Laut einem Bericht des "Kurier" vom Sonntag betrat G. formell nicht einmal österreichischen Boden. Der Russe sei noch im Transitbereich des Flughafens mit den litauischen Vorwürfen konfrontiert worden, heißt es in dem "Kurier"-Artikel. Daraufhin habe er sich entschlossen, nach Moskau zurückzufliegen. Dort sagte G. der russischen Nachrichtenagentur RIA Novosti am Samstag, er wolle sich nach der Aufregung zunächst einmal ausruhen. Litauen versuche 20 Jahre nach den Geschehnissen, Personen verantwortlich zu machen, "die nichts damit zu tun" hätten.

Widersprüchliche, unklare Aussagen

Zu der Affäre gibt es eine Reihe teils widersprüchlicher und unklarer Aussagen. Die litauische Justiz behauptet entgegen den österreichischen Angaben, sämtliche Erfordernisse für einen gültigen Europäischen Haftbefehl erfüllt zu haben. Eine Aussendung der Vilniuser Generalstaatsanwaltschaft vom Samstag ist bezüglich der Details allerdings etwas verwirrend und unscharf formuliert.

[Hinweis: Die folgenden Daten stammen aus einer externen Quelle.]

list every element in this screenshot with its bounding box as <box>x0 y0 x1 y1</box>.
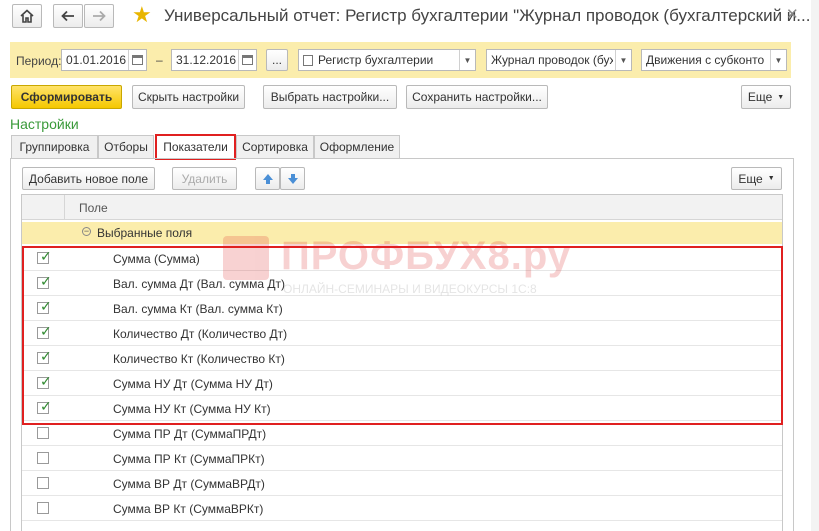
add-field-button[interactable]: Добавить новое поле <box>22 167 155 190</box>
chevron-down-icon[interactable]: ▼ <box>615 50 631 70</box>
table-row[interactable]: ✓ Сумма (Сумма) <box>22 246 782 271</box>
checkbox[interactable] <box>37 427 49 439</box>
table-row[interactable]: ✓ Сумма НУ Дт (Сумма НУ Дт) <box>22 371 782 396</box>
table-row[interactable]: Сумма ВР Кт (СуммаВРКт) <box>22 496 782 521</box>
home-button[interactable] <box>12 4 42 28</box>
forward-button[interactable] <box>84 4 114 28</box>
generate-button[interactable]: Сформировать <box>11 85 122 109</box>
checkbox[interactable] <box>37 502 49 514</box>
window-scrollbar[interactable] <box>811 0 819 531</box>
tab-appearance[interactable]: Оформление <box>314 135 400 158</box>
row-label: Сумма НУ Дт (Сумма НУ Дт) <box>113 377 273 391</box>
group-label: Выбранные поля <box>97 226 193 240</box>
fields-more-button[interactable]: Еще ▼ <box>731 167 782 190</box>
settings-title: Настройки <box>10 116 79 132</box>
checkbox[interactable]: ✓ <box>37 273 52 289</box>
date-from-value: 01.01.2016 <box>66 53 127 67</box>
back-button[interactable] <box>53 4 83 28</box>
row-label: Сумма НУ Кт (Сумма НУ Кт) <box>113 402 271 416</box>
arrow-down-icon <box>287 173 298 184</box>
row-label: Вал. сумма Кт (Вал. сумма Кт) <box>113 302 283 316</box>
window-title: Универсальный отчет: Регистр бухгалтерии… <box>164 6 811 25</box>
checkmark-icon: ✓ <box>40 323 52 339</box>
tab-grouping[interactable]: Группировка <box>11 135 98 158</box>
tab-indicators[interactable]: Показатели <box>155 134 236 160</box>
arrow-left-icon <box>61 10 74 22</box>
checkbox[interactable]: ✓ <box>37 373 52 389</box>
chevron-down-icon: ▼ <box>777 93 785 101</box>
checkmark-icon: ✓ <box>40 348 52 364</box>
checkmark-icon: ✓ <box>40 273 52 289</box>
table-row[interactable]: ✓ Вал. сумма Кт (Вал. сумма Кт) <box>22 296 782 321</box>
save-settings-button[interactable]: Сохранить настройки... <box>406 85 548 109</box>
column-divider <box>64 195 65 219</box>
move-down-button[interactable] <box>280 167 305 190</box>
register-name-select[interactable]: Журнал проводок (бухгалтерский и налогов… <box>486 49 632 71</box>
star-icon[interactable]: ★ <box>132 4 152 26</box>
row-label: Сумма (Сумма) <box>113 252 200 266</box>
home-icon <box>20 9 34 23</box>
checkbox[interactable]: ✓ <box>37 398 52 414</box>
mode-select[interactable]: Движения с субконто ▼ <box>641 49 787 71</box>
checkmark-icon: ✓ <box>40 298 52 314</box>
fields-more-label: Еще <box>738 171 763 186</box>
hide-settings-button[interactable]: Скрыть настройки <box>132 85 245 109</box>
row-label: Количество Дт (Количество Дт) <box>113 327 288 341</box>
date-to-field[interactable]: 31.12.2016 <box>171 49 257 71</box>
table-row[interactable]: ✓ Количество Дт (Количество Дт) <box>22 321 782 346</box>
choose-settings-button[interactable]: Выбрать настройки... <box>263 85 397 109</box>
row-label: Сумма ПР Дт (СуммаПРДт) <box>113 427 267 441</box>
checkmark-icon: ✓ <box>40 398 52 414</box>
period-dash: – <box>156 53 163 67</box>
arrow-right-icon <box>93 10 106 22</box>
more-button[interactable]: Еще ▼ <box>741 85 791 109</box>
row-label: Количество Кт (Количество Кт) <box>113 352 285 366</box>
row-label: Сумма ПР Кт (СуммаПРКт) <box>113 452 265 466</box>
collapse-icon[interactable]: − <box>82 227 91 236</box>
table-row[interactable]: Сумма ПР Кт (СуммаПРКт) <box>22 446 782 471</box>
register-name-value: Журнал проводок (бухгалтерский и налогов… <box>491 53 613 67</box>
chevron-down-icon[interactable]: ▼ <box>459 50 475 70</box>
period-label: Период: <box>16 54 62 68</box>
tab-filters[interactable]: Отборы <box>98 135 154 158</box>
checkbox[interactable]: ✓ <box>37 348 52 364</box>
mode-value: Движения с субконто <box>646 53 765 67</box>
row-label: Сумма ВР Дт (СуммаВРДт) <box>113 477 265 491</box>
checkbox[interactable] <box>37 477 49 489</box>
table-row[interactable]: ✓ Количество Кт (Количество Кт) <box>22 346 782 371</box>
column-header-field[interactable]: Поле <box>79 201 108 215</box>
checkbox[interactable] <box>37 452 49 464</box>
register-type-icon <box>303 54 313 66</box>
checkbox[interactable]: ✓ <box>37 323 52 339</box>
delete-button[interactable]: Удалить <box>172 167 237 190</box>
register-type-select[interactable]: Регистр бухгалтерии ▼ <box>298 49 476 71</box>
fields-table: Поле − Выбранные поля ✓ Сумма (Сумма) ✓ Вал… <box>21 194 783 531</box>
arrow-up-icon <box>262 173 273 184</box>
table-row[interactable]: ✓ Сумма НУ Кт (Сумма НУ Кт) <box>22 396 782 421</box>
table-row[interactable]: Сумма ВР Дт (СуммаВРДт) <box>22 471 782 496</box>
row-label: Сумма ВР Кт (СуммаВРКт) <box>113 502 264 516</box>
table-header: Поле <box>22 195 782 220</box>
close-icon[interactable]: ✕ <box>786 5 799 23</box>
move-up-button[interactable] <box>255 167 280 190</box>
table-row[interactable]: ✓ Вал. сумма Дт (Вал. сумма Дт) <box>22 271 782 296</box>
checkbox[interactable]: ✓ <box>37 298 52 314</box>
chevron-down-icon[interactable]: ▼ <box>770 50 786 70</box>
checkbox[interactable]: ✓ <box>37 248 52 264</box>
calendar-icon[interactable] <box>128 50 146 70</box>
table-row[interactable]: Сумма ПР Дт (СуммаПРДт) <box>22 421 782 446</box>
more-label: Еще <box>747 90 773 104</box>
date-from-field[interactable]: 01.01.2016 <box>61 49 147 71</box>
row-label: Вал. сумма Дт (Вал. сумма Дт) <box>113 277 286 291</box>
period-select-button[interactable]: ... <box>266 49 288 71</box>
date-to-value: 31.12.2016 <box>176 53 237 67</box>
chevron-down-icon: ▼ <box>767 175 775 182</box>
checkmark-icon: ✓ <box>40 248 52 264</box>
checkmark-icon: ✓ <box>40 373 52 389</box>
register-type-value: Регистр бухгалтерии <box>318 53 434 67</box>
tab-sorting[interactable]: Сортировка <box>236 135 314 158</box>
group-row-selected-fields[interactable]: − Выбранные поля <box>22 222 782 244</box>
calendar-icon[interactable] <box>238 50 256 70</box>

Der angeklagte Ex-KGB-Offizier war in den Jahren 1991-92 Kommandant der Sondereinheit "Alpha" und in die Kampfhandlungen rund um den Vilniuser Fernsehturm in der Nacht vom 12. auf den 13. Jänner vermutlich maßgeblich involviert. Damals starben vier Menschen. Je nach litauischer oder russischer Überlieferung wurden zwischen 600 und 1.000 weitere Menschen verletzt.

Freiheitsmythos

Die "Jänner-Ereignisse" in Litauen des Jahres 1991, inklusive der auch als "Blutsonntag" oder "Blutnacht" bezeichneten Kampfhandlungen rund um den Fernsehturm, waren eine Folge der von der Sowjetunion damals nicht anerkannten einseitigen Unabhängigkeitserklärung Litauens. Im Baltikum dienen die Ereignisse vielfach als Freiheitsmythos. Litauen sieht die Verantwortung für die Opfer ausschließlich bei der sowjetischen Führung. In der russischen Betrachtungsweise wird immer wieder auf den angeblich von der litauischen Führung befohlenen Einsatz von Scharfschützen hingewiesen, sowie darauf, dass auch ein "Alpha"-Soldat zu den Toten gehörte.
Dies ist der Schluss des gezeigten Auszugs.